Flora Gordon, Wife of Sci-Fi Director Bert I. Gordon, Dies at 90

Courtesy of Photofest
Flora Gordon with Bert I. Gordon and their daughter Susan on the set of "Earth vs. the Spider."

She worked with him on several films in the 1950s and '60s, including 'The Boy and the Pirates,' which featured their daughter.

Flora Gordon, a do-it-all assistant producer and effects assistant on several films directed by her husband, the famed low-budget sci-fi director Bert I. Gordon, has died. She was 90.

Gordon, who later served as a production designer on the 1980s ABC primetime soap opera Dynasty, died Tuesday in Lake San Marcos, Calif., her family announced.

She worked for her husband on such films as The Cyclops (1957), The Amazing Colossal Man (1957), Beginning of the End (1957), Attack of the Puppet People (1958), The Boy and the Pirates (1960) and Picture Mommy Dead (1966); the last three featured their daughter, Susan Gordon, in the cast.

Talking about the filming of The Cyclops in Tom Weaver’s book Interviews With B Science Fiction and Horror Movie Makers, actress Gloria Talbott said of the director: “He was like a man possessed because he did have to get it finished quickly; this was all done in five of six days.

“But he certainly had it well-organized — and I’m sure that his wife had a hell of a lot to do with that. His wife was so sweet — she was doing the script supervising, the wardrobe, making cookies, everything …”

 

They were married for more than 30 years until their divorce in 1979. She went by the name Flora Lang later in her career.

Her production designer credits also included The Great Smokey Roadblock (1977), starring Henry Fonda, and the Joan Collins-starring 1983 telefilm Making of a Male Model.

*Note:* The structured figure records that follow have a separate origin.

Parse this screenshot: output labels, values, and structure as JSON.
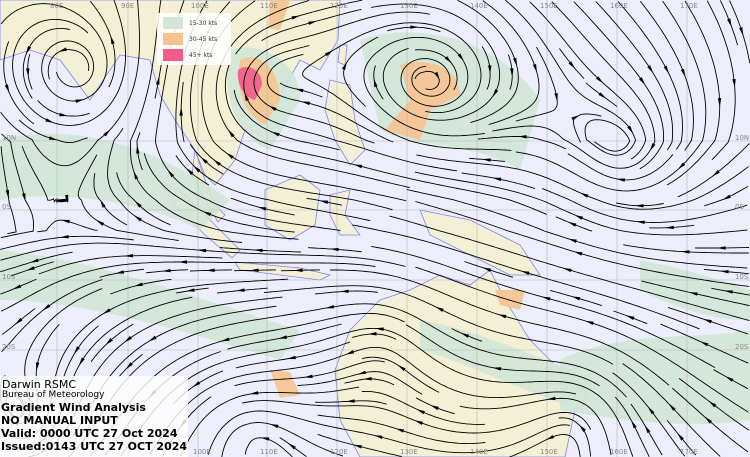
{
  "header": {
    "centre": "Darwin RSMC",
    "agency": "Bureau of Meteorology",
    "product": "Gradient Wind Analysis",
    "input_note": "NO MANUAL INPUT",
    "valid": "Valid:  0000 UTC 27 Oct 2024",
    "issued": "Issued:0143 UTC 27 OCT 2024"
  },
  "legend": [
    {
      "label": "15-30 kts",
      "color": "#d2e6d7"
    },
    {
      "label": "30-45 kts",
      "color": "#f6c38f"
    },
    {
      "label": "45+ kts",
      "color": "#f05c8c"
    }
  ],
  "longitude_labels": [
    "80E",
    "90E",
    "100E",
    "110E",
    "120E",
    "130E",
    "140E",
    "150E",
    "160E",
    "170E"
  ],
  "latitude_labels": [
    "10N",
    "0S",
    "10S",
    "20S"
  ],
  "colors": {
    "ocean": "#eceffb",
    "land": "#f4f0d6",
    "coastline": "#7f84f5",
    "streamline": "#000000",
    "grid": "#b8b8b8"
  }
}
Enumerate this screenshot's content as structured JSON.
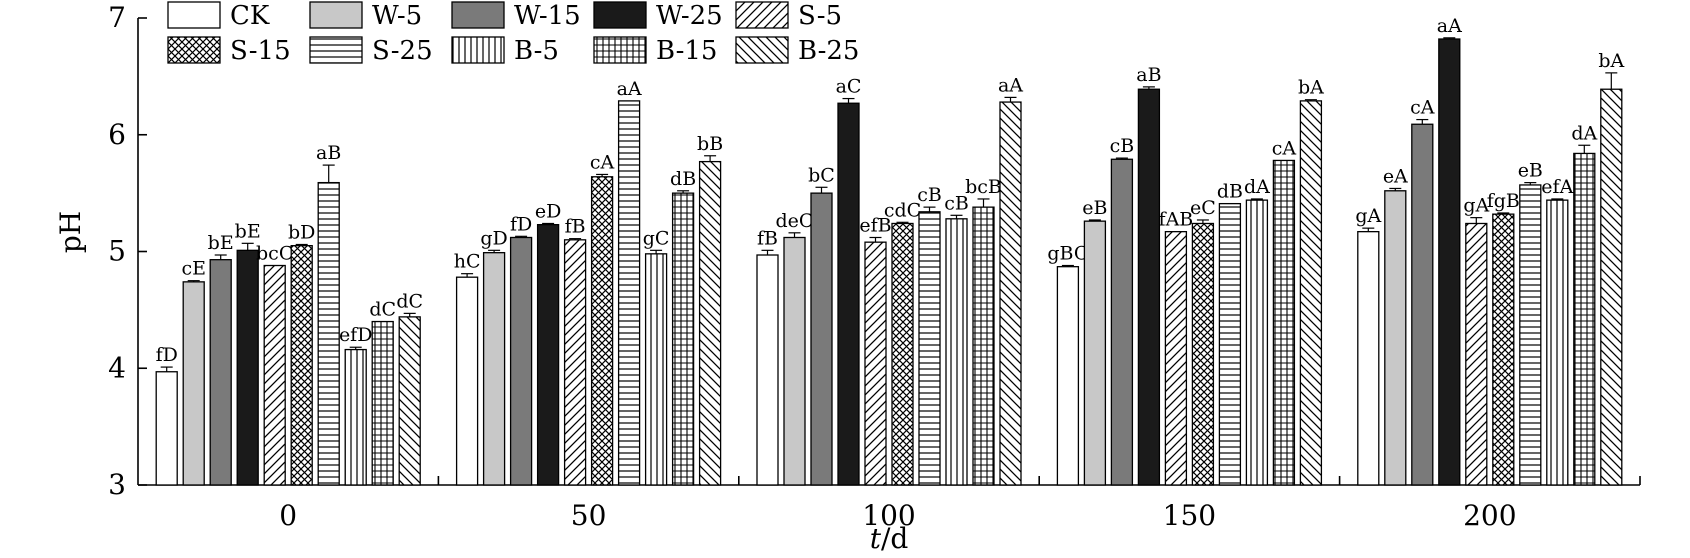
{
  "chart_data": {
    "type": "bar",
    "title": "",
    "xlabel_italic": "t",
    "xlabel_unit": "/d",
    "ylabel": "pH",
    "ylim": [
      3,
      7
    ],
    "yticks": [
      "3",
      "4",
      "5",
      "6",
      "7"
    ],
    "categories": [
      "0",
      "50",
      "100",
      "150",
      "200"
    ],
    "legend_position": "top-left",
    "series": [
      {
        "name": "CK",
        "pattern": "white",
        "values": [
          3.97,
          4.78,
          4.97,
          4.87,
          5.17
        ],
        "errors": [
          0.04,
          0.03,
          0.04,
          0.01,
          0.03
        ],
        "labels": [
          "fD",
          "hC",
          "fB",
          "gBC",
          "gA"
        ]
      },
      {
        "name": "W-5",
        "pattern": "lightgray",
        "values": [
          4.74,
          4.99,
          5.12,
          5.26,
          5.52
        ],
        "errors": [
          0.01,
          0.02,
          0.04,
          0.01,
          0.02
        ],
        "labels": [
          "cE",
          "gD",
          "deC",
          "eB",
          "eA"
        ]
      },
      {
        "name": "W-15",
        "pattern": "gray",
        "values": [
          4.93,
          5.12,
          5.5,
          5.79,
          6.09
        ],
        "errors": [
          0.04,
          0.01,
          0.05,
          0.01,
          0.04
        ],
        "labels": [
          "bE",
          "fD",
          "bC",
          "cB",
          "cA"
        ]
      },
      {
        "name": "W-25",
        "pattern": "black",
        "values": [
          5.01,
          5.23,
          6.27,
          6.39,
          6.82
        ],
        "errors": [
          0.06,
          0.01,
          0.04,
          0.02,
          0.01
        ],
        "labels": [
          "bE",
          "eD",
          "aC",
          "aB",
          "aA"
        ]
      },
      {
        "name": "S-5",
        "pattern": "diag",
        "values": [
          4.88,
          5.1,
          5.08,
          5.17,
          5.24
        ],
        "errors": [
          0.0,
          0.01,
          0.04,
          0.0,
          0.05
        ],
        "labels": [
          "bcC",
          "fB",
          "efB",
          "fAB",
          "gA"
        ]
      },
      {
        "name": "S-15",
        "pattern": "cross",
        "values": [
          5.05,
          5.64,
          5.24,
          5.24,
          5.32
        ],
        "errors": [
          0.01,
          0.02,
          0.01,
          0.03,
          0.01
        ],
        "labels": [
          "bD",
          "cA",
          "cdC",
          "eC",
          "fgB"
        ]
      },
      {
        "name": "S-25",
        "pattern": "hlines",
        "values": [
          5.59,
          6.29,
          5.34,
          5.41,
          5.57
        ],
        "errors": [
          0.15,
          0.0,
          0.04,
          0.0,
          0.02
        ],
        "labels": [
          "aB",
          "aA",
          "cB",
          "dB",
          "eB"
        ]
      },
      {
        "name": "B-5",
        "pattern": "vlines",
        "values": [
          4.16,
          4.98,
          5.28,
          5.44,
          5.44
        ],
        "errors": [
          0.02,
          0.03,
          0.03,
          0.01,
          0.01
        ],
        "labels": [
          "efD",
          "gC",
          "cB",
          "dA",
          "efA"
        ]
      },
      {
        "name": "B-15",
        "pattern": "grid",
        "values": [
          4.4,
          5.5,
          5.38,
          5.78,
          5.84
        ],
        "errors": [
          0.0,
          0.02,
          0.07,
          0.0,
          0.07
        ],
        "labels": [
          "dC",
          "dB",
          "bcB",
          "cA",
          "dA"
        ]
      },
      {
        "name": "B-25",
        "pattern": "backdiag",
        "values": [
          4.44,
          5.77,
          6.28,
          6.29,
          6.39
        ],
        "errors": [
          0.03,
          0.05,
          0.04,
          0.01,
          0.14
        ],
        "labels": [
          "dC",
          "bB",
          "aA",
          "bA",
          "bA"
        ]
      }
    ]
  }
}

Born and raised in St. Paul, Minn., she attended the University of Minnesota and studied film production at USC.

In 1979, Gordon was an original member of the newly formed DGA Women’s Committee, which found that between 1949 and 1979, a total of 7,332 feature films were made and released by major distributors, and just 14 of those were directed by women.

The research led to the DGA in 1983 filing class-action lawsuits against Warner Bros. and Columbia Pictures, alleging discriminatory hiring practices. A judge ruled in favor of the studios, but the guild’s support of women for the first time was seen as a major advance.

Survivors include her daughters Carol and Patricia; grandchildren Hana, Ariel, Aton, Shura, Lilly and Yair; and 13 great-grandchildren.